Über 100 Labour-Abgeordnete fordern Starmers Rücktritt nach Burnhams Nachwahl-Erdrutschsieg und Führungsbedrohung
Mehr als 100 Labour-Abgeordnete haben Premierminister Keir Starmer zum Rücktritt aufgefordert, nachdem der frühere Bürgermeister von Manchester, Andy Burnham, die Nachwahl im Wahlkreis Makerfield mit 54,8 % der Stimmen gewonnen und seine Absicht erklärt hat, um die Parteiführung zu kämpfen.
Erdrutschsieg bei der Nachwahl
Andy Burnham, der frühere Bürgermeister von Greater Manchester, gewann am Donnerstag die Nachwahl im Wahlkreis Makerfield mit 54,8 % der Stimmen und sicherte sich damit einen Parlamentssitz. Er erhielt fast 25.000 Stimmen, mehr als alle anderen Kandidaten zusammen, und lag über zwanzig Punkte vor dem Kandidaten von Reform UK. Der Sieg wurde als eine der bedeutendsten Nachwahlen der jüngeren britischen Geschichte beschrieben. Burnham sagte seinen Anhängern, es sei eine „letzte Chance“ für die Labour-Partei, den Kurs zu ändern.
- Der frühere Gesundheitsminister Wes Streeting führt eine Führungsherausforderung an, die von Starmer abgelehnt wird.
- Andy Burnham gewinnt die Nachwahl in Makerfield mit 54,8 % der Stimmen.
- Burnham kündigt seine Absicht an, Starmer um die Labour-Führung herauszufordern.

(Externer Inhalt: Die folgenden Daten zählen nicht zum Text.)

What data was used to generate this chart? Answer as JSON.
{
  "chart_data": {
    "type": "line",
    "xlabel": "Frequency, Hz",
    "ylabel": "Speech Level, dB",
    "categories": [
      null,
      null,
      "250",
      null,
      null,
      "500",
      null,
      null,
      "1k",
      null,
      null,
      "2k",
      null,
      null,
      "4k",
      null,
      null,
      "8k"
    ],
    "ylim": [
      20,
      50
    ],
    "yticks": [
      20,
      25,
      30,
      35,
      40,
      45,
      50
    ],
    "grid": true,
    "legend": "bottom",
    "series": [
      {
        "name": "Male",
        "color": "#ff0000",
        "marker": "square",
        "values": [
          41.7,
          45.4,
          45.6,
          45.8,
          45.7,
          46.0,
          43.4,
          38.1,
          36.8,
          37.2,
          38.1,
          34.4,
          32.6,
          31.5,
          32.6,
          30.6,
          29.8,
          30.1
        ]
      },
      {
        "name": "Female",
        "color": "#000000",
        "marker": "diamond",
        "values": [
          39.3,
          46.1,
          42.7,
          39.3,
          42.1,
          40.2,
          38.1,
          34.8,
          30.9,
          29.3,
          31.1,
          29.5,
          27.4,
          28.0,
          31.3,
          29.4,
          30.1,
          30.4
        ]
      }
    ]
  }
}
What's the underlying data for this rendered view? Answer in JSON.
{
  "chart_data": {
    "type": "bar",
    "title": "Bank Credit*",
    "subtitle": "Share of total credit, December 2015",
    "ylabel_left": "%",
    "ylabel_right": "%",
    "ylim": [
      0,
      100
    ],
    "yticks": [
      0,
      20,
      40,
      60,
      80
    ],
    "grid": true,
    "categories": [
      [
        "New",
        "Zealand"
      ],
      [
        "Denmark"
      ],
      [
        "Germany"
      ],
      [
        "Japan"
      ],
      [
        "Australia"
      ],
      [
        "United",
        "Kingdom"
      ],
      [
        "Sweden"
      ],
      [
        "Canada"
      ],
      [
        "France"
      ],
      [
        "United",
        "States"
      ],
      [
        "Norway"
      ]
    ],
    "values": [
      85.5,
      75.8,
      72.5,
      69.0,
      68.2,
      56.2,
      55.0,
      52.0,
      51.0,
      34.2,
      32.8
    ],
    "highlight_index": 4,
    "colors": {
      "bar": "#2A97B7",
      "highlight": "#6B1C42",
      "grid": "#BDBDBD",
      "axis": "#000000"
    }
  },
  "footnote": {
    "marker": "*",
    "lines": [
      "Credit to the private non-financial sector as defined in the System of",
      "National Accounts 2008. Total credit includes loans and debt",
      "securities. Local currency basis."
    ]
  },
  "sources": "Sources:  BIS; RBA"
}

- Sky News berichtet, dass über 100 Labour-Abgeordnete Starmers Rücktritt fordern; Kabinettsminister drängen ihn privat zum Rücktritt.
Führungsherausforderung bahnt sich an
Burnham hat seine Absicht erklärt, Keir Starmer um die Labour-Führung herauszufordern. Um einen formellen Vorwahlprozess auszulösen, benötigt er die Unterstützung von mindestens 81 Labour-Abgeordneten (20 % der Parlamentssitze der Partei), und Sky News berichtet, dass er diese Unterstützung bereits habe. Mehr als 100 Labour-Abgeordnete haben laut Sky News öffentlich den Rücktritt Starmers gefordert. Eine frühere Führungsherausforderung, angeführt vom früheren Gesundheitsminister Wes Streeting, wurde am Mittwoch von Starmer abgelehnt.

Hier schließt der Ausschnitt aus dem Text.